“A human being should be able to change a diaper, plan an invasion, butcher a hog, conn a ship, design a building, write a sonnet, balance accounts, build a wall, set a bone, comfort the dying, take orders, give orders, cooperate, act alone, solve equations, analyze a new problem, pitch manure, program a computer, cook a tasty meal, fight efficiently, die gallantly. Specialization is for insects.”
— Robert Heinlein, Time Enough for Love, 1973
My late husband Charles Novacek loved his father Antonin Novacek and loved writing about him, too. On Father’s Day 2013 I posted “About My Father – Antonin Novacek 1896-1971″ on this blog, an essay Charles penned for a writing class.
This Father’s Day I’m posting a slightly edited document I found in old computer files — notes Charles wrote about his father while writing Border Crossings: Coming of Age in the Czech Resistance. Some of this information made it into the book, some didn’t.
As described by Charles, Antonin Novacek appears to truly be the “competent man” exemplified in literature. He could do anything perfectly or at least demonstrated a vast range of abilities and knowledge that made him a sort of “Polymath”. . . a Superman. . . a Hero.
I never met Charles’ father. Some people might think he sounded “too good to be true.” But if you knew Charles you know his father was that good and that true!
MY FATHER: Notes from Charles Novacek
My father Antonin Novacek was a police officer. He had substantial training in World War I, in the Czechoslovakian Legion in Russia as a POW, and the Police Academy in the new Czechoslovakia when he returned home in 1918. Father had the strongest influence on me. He was a nature loving horseman, he liked fishing and hunting. He only killed animals on the overpopulation list.

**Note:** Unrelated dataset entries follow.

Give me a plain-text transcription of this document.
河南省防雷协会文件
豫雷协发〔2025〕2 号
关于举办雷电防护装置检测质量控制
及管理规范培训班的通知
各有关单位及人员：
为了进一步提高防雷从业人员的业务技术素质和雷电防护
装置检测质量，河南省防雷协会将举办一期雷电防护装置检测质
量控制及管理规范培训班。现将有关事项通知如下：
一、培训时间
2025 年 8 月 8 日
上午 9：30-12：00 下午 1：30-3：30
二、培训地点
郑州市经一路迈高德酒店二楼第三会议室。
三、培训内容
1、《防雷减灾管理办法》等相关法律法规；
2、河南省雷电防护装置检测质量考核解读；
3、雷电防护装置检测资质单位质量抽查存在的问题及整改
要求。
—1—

He was a master carpenter. He made beautiful, exotic furniture, musical instruments like violins, cellos, and occasionally enjoyed working on house construction. He made shoes and gloves for all in the family, improvised clothing and coats not available to buy. He was a self-educated engineer who could produce anything he put his mind to.
At home he was a loving Father, husband, excellent cook. He learned about exotic foods from the Gypsies and learned baking by experimentation. During war and the times when many things we’re not available Father could concoct anything. When he was cooking he made me observe. He used to say that a good man must know how to prepare food and help his woman keep up the house.
From potato and fruit peels he fermented mash and distilled it in a device he made to produce moonshine Moravian style, ‘palinka’. He explained that alcohol made like that wasn’t pure enough, so he had to run it through the still several times to reduce the methyl alcohol that could damage one’s eyes.
He encouraged me to read and supported my efforts to draw paint and carve with his knife. Father would carve an animal from a piece of pine, let me observe how Imade certain cuts, showed me how to sharpen knives on a flat stone and how to make chisels from steel bars. In the winter during the freezing night he would make a large piece of ice in the backyard by spraying a pile of snow with water and let me carve whatever I wanted. He personally supervised my violin classes and singing.
In prison I remembered Father very much, I would ask, “What would Father do in this or that case, how would he handle the prison conditions?”
On outings in the wilderness he let me kill a hare or a rabbit, or in the river taught me how to fish. Cleaning and preparing meat to cook was a special chore. Father stressed many times how to wash it when there was plenty of water. When he killed a rabbit and there was no water to wash it, Father showed me how to separate the portions of meat from the body of the animal, apply the cooking condiments, and roast the portion that was not contaminated.
He explained what to do when I injured myself and how to attend such an injury, or how to treat the horse when mounting or dismounting. When the hunted animal wasn’t killed, Father made me kill it at once so it wouldn’t suffer.
Father made me very attentive to my Mother. I always had to treat her with care and respect. Discipline at home and in school was a priority. I was made to obey Mother, my teachers and older people implicitly. When I was facing elders (especially ladies) I had to be attentive.
When greeted I had to wait until a hand was reached out for me to shake. I was not allowed to extend my hand first. I had to follow the established rules without questions. I was not allowed to change any rules until much later. I also went through a rigorous process to learn to tell the truth. Father was straight and fair with everyone. His son was not allowed to lie. Later I was given the alternative to keep my mouth shut when I felt wronged.